Cette tactique rappelle d’autres bascules observées dans le numérique grand public : d’abord le service gratuit pour occuper le terrain, ensuite le péage sur ce qui est trop précieux pour être abandonné. Elle n’a rien de spectaculaire. Elle est efficace. Combinée à Snap+, elle prépare un mix où la publicité reste dominante, mais n’est plus l’unique levier.

Le risque, évidemment, est de froisser une génération qui a grandi avec l’idée que l’application était un espace gratuit, un peu chaotique, un peu secret. Trop de barrières, et une partie de la conversation bascule ailleurs. Trop peu, et les comptes restent beaux sans jamais devenir solides. Le trimestre montre que l’entreprise cherche encore le bon dosage.

La concurrence ne laisse plus de place au statu quo

Instagram a absorbé une grande partie des codes visuels autrefois associés à Snapchat. TikTok a redéfini le temps passé et la découverte algorithmique. Meta continue d’aligner formats publicitaires, boutiques et outils de création. Dans cet environnement, une croissance de 10 % du chiffre d’affaires n’est pas négligeable. Elle n’est pas non plus une victoire définitive.

Le recul discret des utilisateurs quotidiens agit comme un rappel. Une plateforme peut améliorer sa monétisation tout en voyant s’éroder le réflexe quotidien qui justifie sa présence dans la poche. À force de bien vendre chaque regard, on peut finir par en avoir moins à vendre. C’est précisément le piège que Snap tente d’éviter en empilant abonnements, stockage et, plus tard, matériel.

Les prévisions prudentes pour le trimestre suivant confirment que la direction ne se paie pas de mots. Le marché publicitaire reste tendu. Les annonceurs arbitrent. Les formats se battent pour les mêmes budgets. Dans ce climat, promettre des lunettes ne remplace pas un guide de revenus. Cela donne toutefois une direction, ce qui manquait parfois aux trimestres précédents, trop centrés sur la survie publicitaire.

Ce que ce T4 dit réellement de la suite

On peut lire ces résultats de deux façons. La lecture courte insiste sur la contradiction : plus d’argent, moins de monde chaque jour. La lecture longue y voit une entreprise en train de changer de centre de gravité. Elle accepte une base plus stable, parfois un peu plus étroite sur ses marchés riches, pour construire des revenus moins cycliques et un objet qui la ferait sortir du duopole mental téléphone plus fil d’actualité.

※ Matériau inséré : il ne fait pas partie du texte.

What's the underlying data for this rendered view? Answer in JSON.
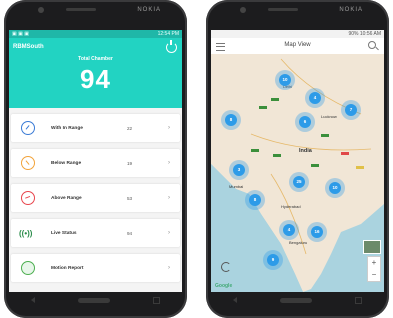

Rien n’est encore joué. Les lunettes peuvent décevoir, arriver trop chères, trop lourdes, trop limitées. L’abonnement peut plafonner une fois les plus convaincus convertis. Le stockage payant peut irriter. Mais le trimestre a au moins le mérite de la cohérence : Snap ne prétend plus grandir uniquement en ajoutant des millions de comptes. Elle prétend grandir en changeant ce qu’un compte, et bientôt un visage, peut lui rapporter.

La phrase la plus révélatrice n’est peut-être pas celle sur l’avenir lumineux de la réalité augmentée. C’est celle, plus terre à terre, où Spiegel admet qu’il reste de la flexibilité sur la manière de valoriser Specs. Autrement dit, le produit approche. Le modèle, lui, s’écrira en marchant. Pour une entreprise longtemps prisonnière d’un seul moteur publicitaire, c’est à la fois un progrès et un pari encore ouvert.